Tıp fakültesini derece ile bitiren öğrencime sordum: ’Nasıl bu kadar çalışkan olabildin?’ ‘Vallahi çalışkan değilim, çok çalışıyor olmam tembelliğimden. Dersleri serersem, bütünleme, sene tekrarı derken sonuçta daha çok çalışmış olacağım. Halbuki ne kadar çok çalışırsam, daha az toplam çalışma yapacağım. Öyle böyle derken bir de baktım, dereceye girmişim.’
Tembelliği yerinden kımıldamamak, üşenmek, işleri ‘sallamak’ ya da bir görevi yapmamak için bin dereden su getirmek olarak tanımlarsak, hepimizin tembel yaşam kesitleri olduğunu görürüz. Tembel ve çalışkan yaşam kesitlerini biribirinden ayıran, o anda çok ‘olmasını’ istediğimiz, harekete geçme arzusunu doğuran ve temel dürtülerimizin yönü ile uyumlu durumların azlığı ve çokluğu olabilir.

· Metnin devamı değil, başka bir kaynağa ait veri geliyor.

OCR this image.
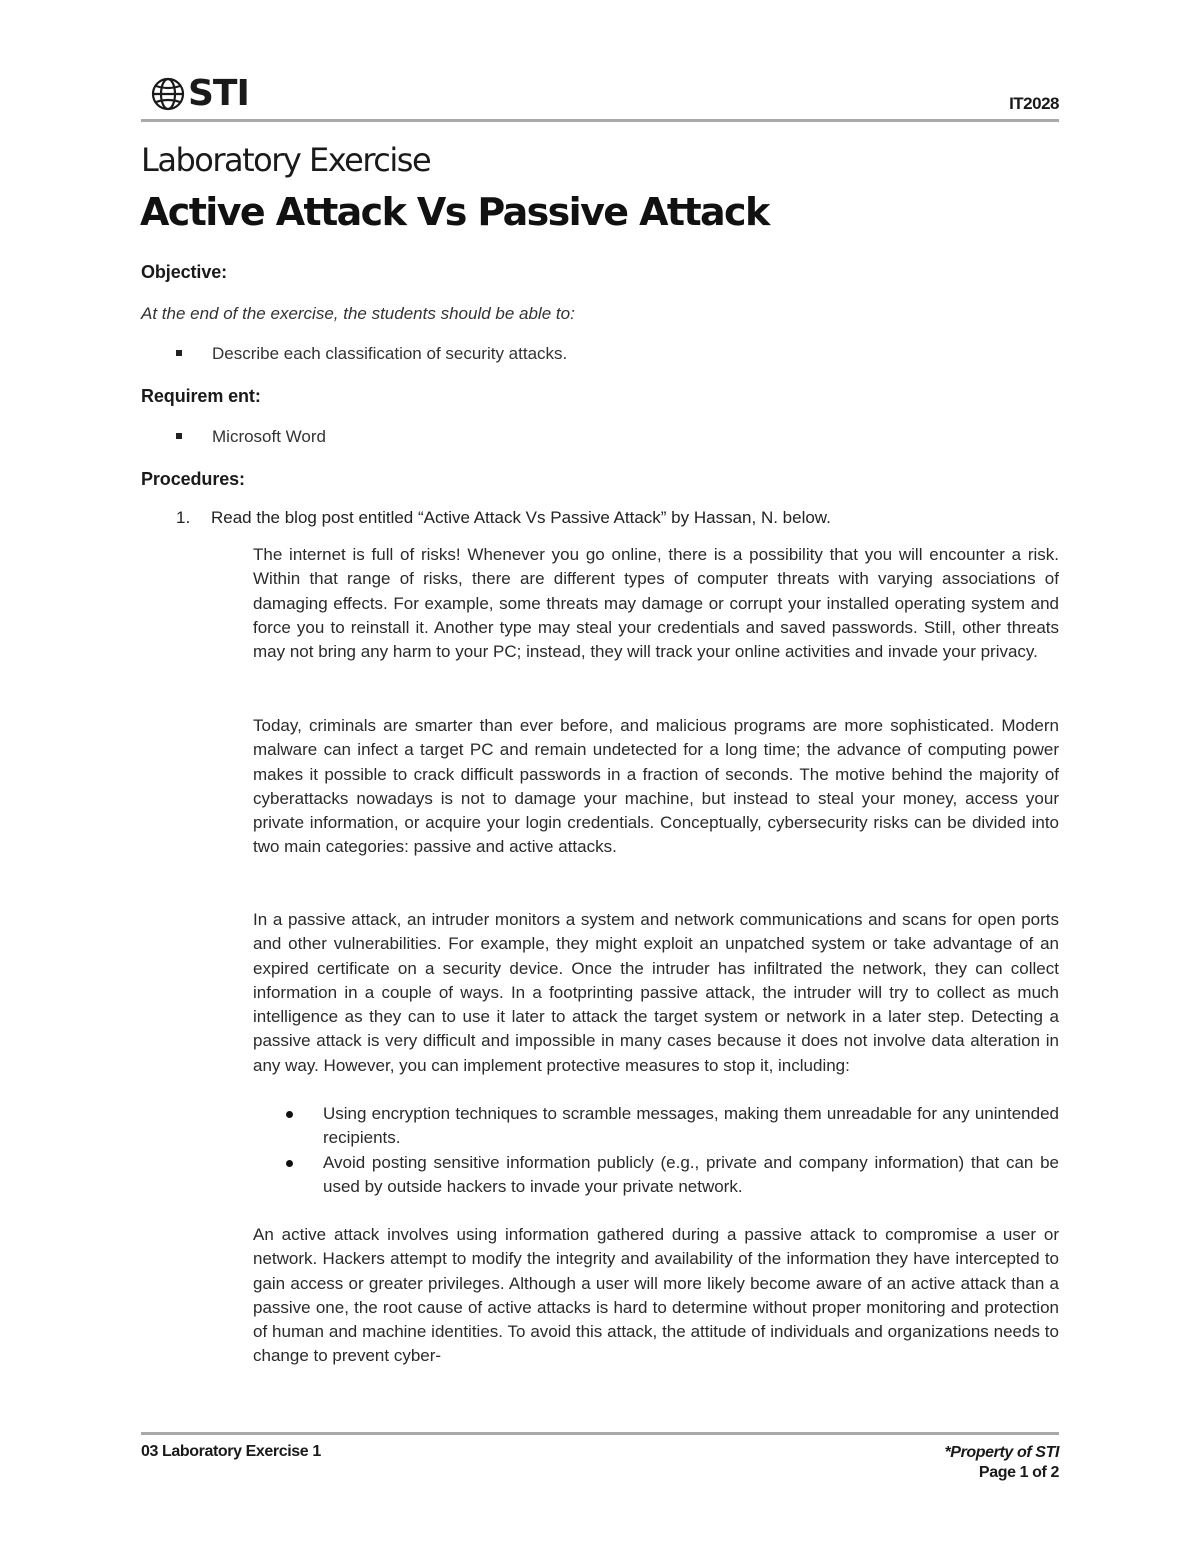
STI	IT2028
Laboratory Exercise
Active Attack Vs Passive Attack
Objective:
At the end of the exercise, the students should be able to:
Describe each classification of security attacks.
Requirem ent:
Microsoft Word
Procedures:
1. Read the blog post entitled “Active Attack Vs Passive Attack” by Hassan, N. below.
The internet is full of risks! Whenever you go online, there is a possibility that you will encounter a risk. Within that range of risks, there are different types of computer threats with varying associations of damaging effects. For example, some threats may damage or corrupt your installed operating system and force you to reinstall it. Another type may steal your credentials and saved passwords. Still, other threats may not bring any harm to your PC; instead, they will track your online activities and invade your privacy.
Today, criminals are smarter than ever before, and malicious programs are more sophisticated. Modern malware can infect a target PC and remain undetected for a long time; the advance of computing power makes it possible to crack difficult passwords in a fraction of seconds. The motive behind the majority of cyberattacks nowadays is not to damage your machine, but instead to steal your money, access your private information, or acquire your login credentials. Conceptually, cybersecurity risks can be divided into two main categories: passive and active attacks.
In a passive attack, an intruder monitors a system and network communications and scans for open ports and other vulnerabilities. For example, they might exploit an unpatched system or take advantage of an expired certificate on a security device. Once the intruder has infiltrated the network, they can collect information in a couple of ways. In a footprinting passive attack, the intruder will try to collect as much intelligence as they can to use it later to attack the target system or network in a later step. Detecting a passive attack is very difficult and impossible in many cases because it does not involve data alteration in any way. However, you can implement protective measures to stop it, including:
Using encryption techniques to scramble messages, making them unreadable for any unintended recipients.
Avoid posting sensitive information publicly (e.g., private and company information) that can be used by outside hackers to invade your private network.
An active attack involves using information gathered during a passive attack to compromise a user or network. Hackers attempt to modify the integrity and availability of the information they have intercepted to gain access or greater privileges. Although a user will more likely become aware of an active attack than a passive one, the root cause of active attacks is hard to determine without proper monitoring and protection of human and machine identities. To avoid this attack, the attitude of individuals and organizations needs to change to prevent cyber-
03 Laboratory Exercise 1	*Property of STI
Page 1 of 2
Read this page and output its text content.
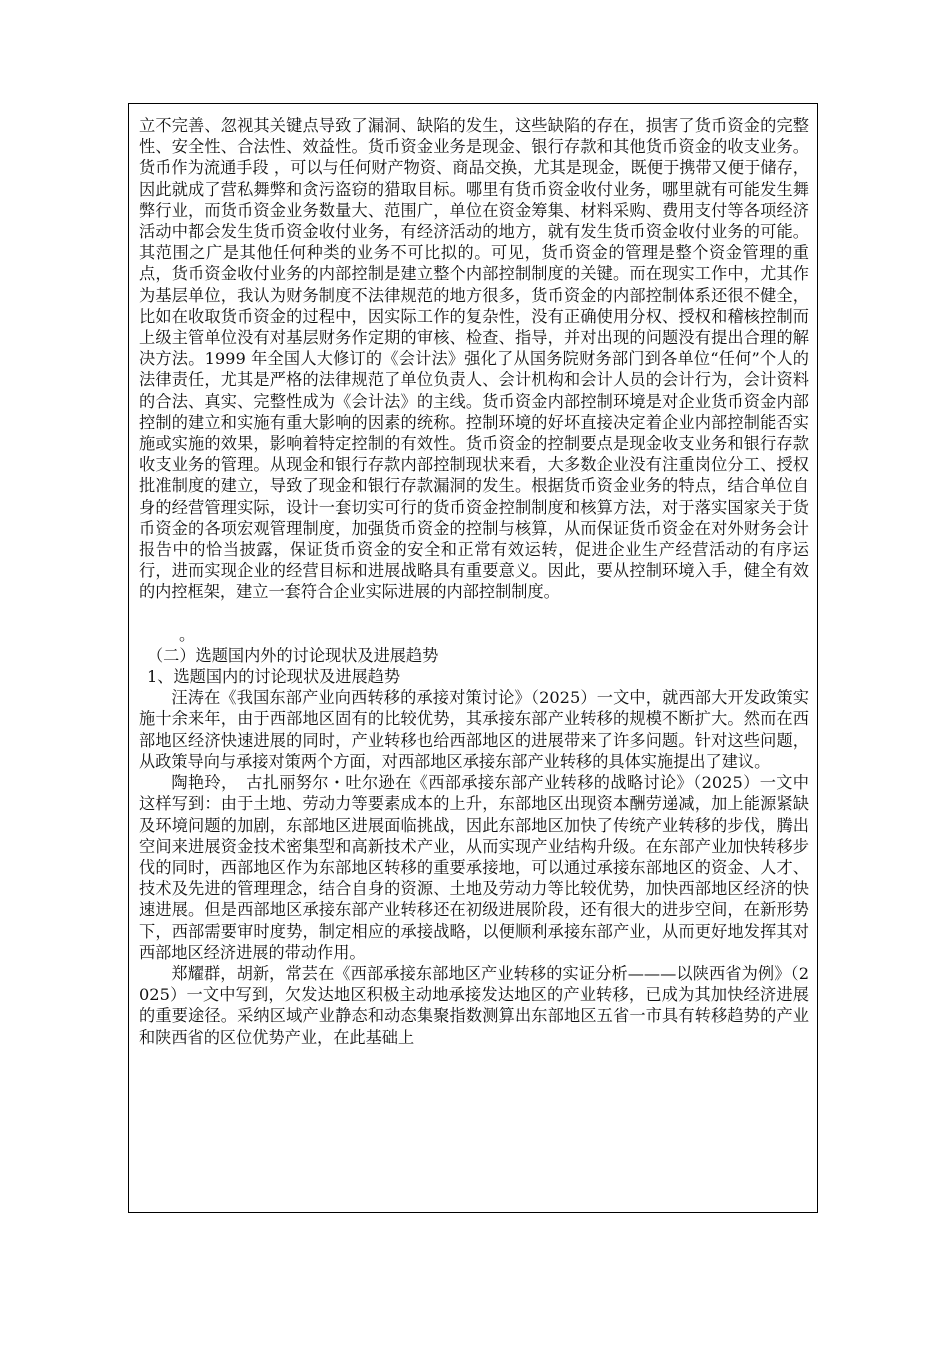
立不完善、忽视其关键点导致了漏洞、缺陷的发生，这些缺陷的存在，损害了货币资金的完整性、安全性、合法性、效益性。货币资金业务是现金、银行存款和其他货币资金的收支业务。货币作为流通手段 ，可以与任何财产物资、商品交换，尤其是现金，既便于携带又便于储存，因此就成了营私舞弊和贪污盗窃的猎取目标。哪里有货币资金收付业务，哪里就有可能发生舞弊行业，而货币资金业务数量大、范围广，单位在资金筹集、材料采购、费用支付等各项经济活动中都会发生货币资金收付业务，有经济活动的地方，就有发生货币资金收付业务的可能。其范围之广是其他任何种类的业务不可比拟的。可见，货币资金的管理是整个资金管理的重点，货币资金收付业务的内部控制是建立整个内部控制制度的关键。而在现实工作中，尤其作为基层单位，我认为财务制度不法律规范的地方很多，货币资金的内部控制体系还很不健全，比如在收取货币资金的过程中，因实际工作的复杂性，没有正确使用分权、授权和稽核控制而上级主管单位没有对基层财务作定期的审核、检查、指导，并对出现的问题没有提出合理的解决方法。1999 年全国人大修订的《会计法》强化了从国务院财务部门到各单位“任何”个人的法律责任，尤其是严格的法律规范了单位负责人、会计机构和会计人员的会计行为，会计资料的合法、真实、完整性成为《会计法》的主线。货币资金内部控制环境是对企业货币资金内部控制的建立和实施有重大影响的因素的统称。控制环境的好坏直接决定着企业内部控制能否实施或实施的效果，影响着特定控制的有效性。货币资金的控制要点是现金收支业务和银行存款收支业务的管理。从现金和银行存款内部控制现状来看，大多数企业没有注重岗位分工、授权批准制度的建立，导致了现金和银行存款漏洞的发生。根据货币资金业务的特点，结合单位自身的经营管理实际，设计一套切实可行的货币资金控制制度和核算方法，对于落实国家关于货币资金的各项宏观管理制度，加强货币资金的控制与核算，从而保证货币资金在对外财务会计报告中的恰当披露，保证货币资金的安全和正常有效运转，促进企业生产经营活动的有序运行，进而实现企业的经营目标和进展战略具有重要意义。因此，要从控制环境入手，健全有效的内控框架，建立一套符合企业实际进展的内部控制制度。

。

（二）选题国内外的讨论现状及进展趋势

1、选题国内的讨论现状及进展趋势

汪涛在《我国东部产业向西转移的承接对策讨论》（2025）一文中，就西部大开发政策实施十余来年，由于西部地区固有的比较优势，其承接东部产业转移的规模不断扩大。然而在西部地区经济快速进展的同时，产业转移也给西部地区的进展带来了许多问题。针对这些问题，从政策导向与承接对策两个方面，对西部地区承接东部产业转移的具体实施提出了建议。

陶艳玲，　古扎丽努尔・吐尔逊在《西部承接东部产业转移的战略讨论》（2025）一文中这样写到：由于土地、劳动力等要素成本的上升，东部地区出现资本酬劳递减，加上能源紧缺及环境问题的加剧，东部地区进展面临挑战，因此东部地区加快了传统产业转移的步伐，腾出空间来进展资金技术密集型和高新技术产业，从而实现产业结构升级。在东部产业加快转移步伐的同时，西部地区作为东部地区转移的重要承接地，可以通过承接东部地区的资金、人才、技术及先进的管理理念，结合自身的资源、土地及劳动力等比较优势，加快西部地区经济的快速进展。但是西部地区承接东部产业转移还在初级进展阶段，还有很大的进步空间，在新形势下，西部需要审时度势，制定相应的承接战略，以便顺利承接东部产业，从而更好地发挥其对西部地区经济进展的带动作用。

郑耀群，胡新，常芸在《西部承接东部地区产业转移的实证分析———以陕西省为例》（2025）一文中写到，欠发达地区积极主动地承接发达地区的产业转移，已成为其加快经济进展的重要途径。采纳区域产业静态和动态集聚指数测算出东部地区五省一市具有转移趋势的产业和陕西省的区位优势产业，在此基础上
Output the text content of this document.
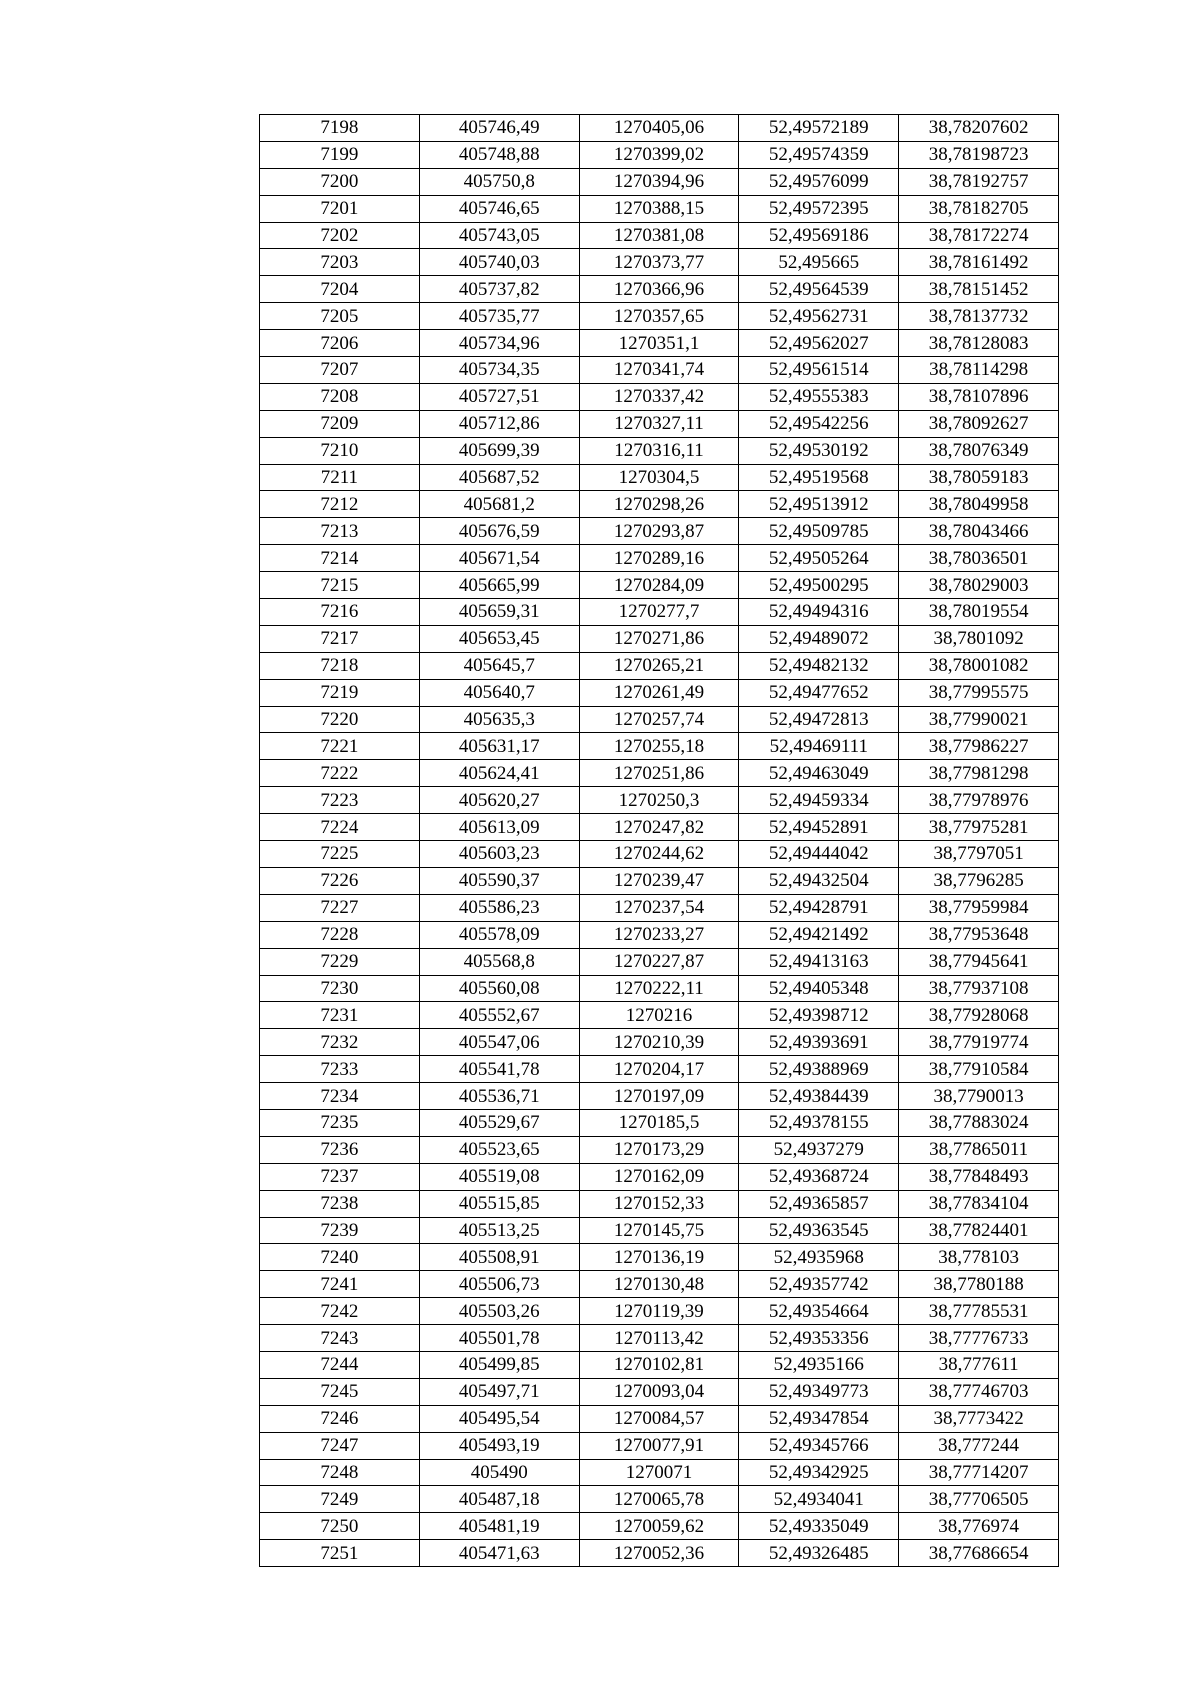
7198	405746,49	1270405,06	52,49572189	38,78207602
7199	405748,88	1270399,02	52,49574359	38,78198723
7200	405750,8	1270394,96	52,49576099	38,78192757
7201	405746,65	1270388,15	52,49572395	38,78182705
7202	405743,05	1270381,08	52,49569186	38,78172274
7203	405740,03	1270373,77	52,495665	38,78161492
7204	405737,82	1270366,96	52,49564539	38,78151452
7205	405735,77	1270357,65	52,49562731	38,78137732
7206	405734,96	1270351,1	52,49562027	38,78128083
7207	405734,35	1270341,74	52,49561514	38,78114298
7208	405727,51	1270337,42	52,49555383	38,78107896
7209	405712,86	1270327,11	52,49542256	38,78092627
7210	405699,39	1270316,11	52,49530192	38,78076349
7211	405687,52	1270304,5	52,49519568	38,78059183
7212	405681,2	1270298,26	52,49513912	38,78049958
7213	405676,59	1270293,87	52,49509785	38,78043466
7214	405671,54	1270289,16	52,49505264	38,78036501
7215	405665,99	1270284,09	52,49500295	38,78029003
7216	405659,31	1270277,7	52,49494316	38,78019554
7217	405653,45	1270271,86	52,49489072	38,7801092
7218	405645,7	1270265,21	52,49482132	38,78001082
7219	405640,7	1270261,49	52,49477652	38,77995575
7220	405635,3	1270257,74	52,49472813	38,77990021
7221	405631,17	1270255,18	52,49469111	38,77986227
7222	405624,41	1270251,86	52,49463049	38,77981298
7223	405620,27	1270250,3	52,49459334	38,77978976
7224	405613,09	1270247,82	52,49452891	38,77975281
7225	405603,23	1270244,62	52,49444042	38,7797051
7226	405590,37	1270239,47	52,49432504	38,7796285
7227	405586,23	1270237,54	52,49428791	38,77959984
7228	405578,09	1270233,27	52,49421492	38,77953648
7229	405568,8	1270227,87	52,49413163	38,77945641
7230	405560,08	1270222,11	52,49405348	38,77937108
7231	405552,67	1270216	52,49398712	38,77928068
7232	405547,06	1270210,39	52,49393691	38,77919774
7233	405541,78	1270204,17	52,49388969	38,77910584
7234	405536,71	1270197,09	52,49384439	38,7790013
7235	405529,67	1270185,5	52,49378155	38,77883024
7236	405523,65	1270173,29	52,4937279	38,77865011
7237	405519,08	1270162,09	52,49368724	38,77848493
7238	405515,85	1270152,33	52,49365857	38,77834104
7239	405513,25	1270145,75	52,49363545	38,77824401
7240	405508,91	1270136,19	52,4935968	38,778103
7241	405506,73	1270130,48	52,49357742	38,7780188
7242	405503,26	1270119,39	52,49354664	38,77785531
7243	405501,78	1270113,42	52,49353356	38,77776733
7244	405499,85	1270102,81	52,4935166	38,777611
7245	405497,71	1270093,04	52,49349773	38,77746703
7246	405495,54	1270084,57	52,49347854	38,7773422
7247	405493,19	1270077,91	52,49345766	38,777244
7248	405490	1270071	52,49342925	38,77714207
7249	405487,18	1270065,78	52,4934041	38,77706505
7250	405481,19	1270059,62	52,49335049	38,776974
7251	405471,63	1270052,36	52,49326485	38,77686654
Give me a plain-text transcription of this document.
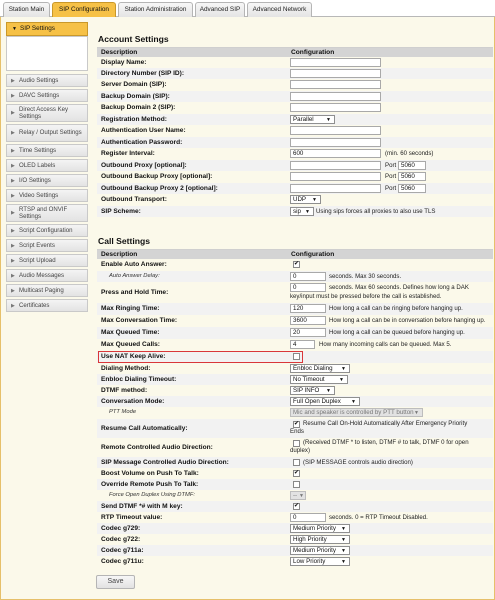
Station Main	SIP Configuration	Station Administration	Advanced SIP	Advanced Network
▼ SIP Settings
▶ Audio Settings
▶ DAVC Settings
▶
Direct Access Key Settings
▶ Relay / Output Settings
▶ Time Settings
▶ OLED Labels
▶ I/O Settings
▶ Video Settings
▶
RTSP and ONVIF Settings
▶ Script Configuration
▶ Script Events
▶ Script Upload
▶ Audio Messages
▶ Multicast Paging
▶ Certificates
Account Settings
Description	Configuration
Display Name:
Directory Number (SIP ID):
Server Domain (SIP):
Backup Domain (SIP):
Backup Domain 2 (SIP):
Registration Method:	Parallel ▼
Authentication User Name:
Authentication Password:
Register Interval:	600	(min. 60 seconds)
Outbound Proxy [optional]:	Port 5060
Outbound Backup Proxy [optional]:	Port 5060
Outbound Backup Proxy 2 [optional]:	Port 5060
Outbound Transport:	UDP ▼
SIP Scheme:	sip ▼ Using sips forces all proxies to also use TLS
Call Settings
Description	Configuration
Enable Auto Answer:	✔
Auto Answer Delay:	0	seconds. Max 30 seconds.
Press and Hold Time:
0	seconds. Max 60 seconds. Defines how long a DAK
key/input must be pressed before the call is established.
Max Ringing Time:	120	How long a call can be ringing before hanging up.
Max Conversation Time:	3600	How long a call can be in conversation before hanging up.
Max Queued Time:	20	How long a call can be queued before hanging up.
Max Queued Calls:	4	How many incoming calls can be queued. Max 5.
Use NAT Keep Alive:
Dialing Method:	Enbloc Dialing ▼
Enbloc Dialing Timeout:	No Timeout	▼
DTMF method:	SIP INFO ▼
Conversation Mode:	Full Open Duplex ▼
PTT Mode	Mic and speaker is controlled by PTT button ▼
Resume Call Automatically:
✔ Resume Call On-Hold Automatically After Emergency Priority
Ends
Remote Controlled Audio Direction:
(Received DTMF * to listen, DTMF # to talk, DTMF 0 for open
duplex)
SIP Message Controlled Audio Direction:	(SIP MESSAGE controls audio direction)
Boost Volume on Push To Talk:	✔
Override Remote Push To Talk:
Force Open Duplex Using DTMF:	-- ▼
Send DTMF *# with M key:	✔
RTP Timeout value:	0	seconds. 0 = RTP Timeout Disabled.
Codec g729:	Medium Priority ▼
Codec g722:	High Priority	▼
Codec g711a:	Medium Priority ▼
Codec g711u:	Low Priority	▼
Save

Bu özelliklerin varlığı ile ‘motive’ olduğumuz her durum tembelliğe son verirken, yokluğu bizi ‘doğal’ halimize döndürür. Beyin dokusunun ‘istirahat’ halinden aktif hale geçişinin gerektirdiği enerjinin büyüklüğü, pijamaları giymiş televizyon karşısında otururken bakkala ekmek almaya yollanan çocuğun yerinden kalkmasının gerektirdiği enerji ile kıyaslanabilir.
xxx
İnsan beyninin doğal hali pek “olumlu” sayılmaz; gerçekleri olduğu gibi (‘acı’) görmeye eğilimliyizdir. Gelişim gerçeği olduğundan iyi görme yollarını öğrenmek demek desek, gerçeği çarpıtmış olmayız. Eğitim, sosyal yaşam, calışma gibi zahmetli süreçler iyimser düşünce sisteminin egemen olmasını sağlar. Depresyon ise hayatta kalma (ya da tahammül etme) gayretiyle örülen bu iyimserlik kılıfının sıyrılıp alttaki dokuların belirivermesi gibi can acıtıcı bir etki gösterir.
xxx
Pazar günü, haftanın en sıkıcı günü seçilmiş. Pazar, kimsenin tam ne yapacağına bir türlü karar veremeden akşamı ettiği, genellikle o gün icin en istediği şeyleri yapamadığı, sonra da bir günümüz daha böyle geçti gitti diye hayıflandığı günlerin başında gelir. Sıkılmak, boşluğu nasıl dolduracağını bilemediğimizde kendini hissettiren duygulardandır. Boşluk doldurma arzusunu tetiklediği için yorucu olabilir. Boş durmaya tahammül edebilenler, o zahmete katlanabilenler gerçeğin iyi hale gelmesini ya da iyi oluvermesini beklemek yerine iyiyi gerçekleştirirler.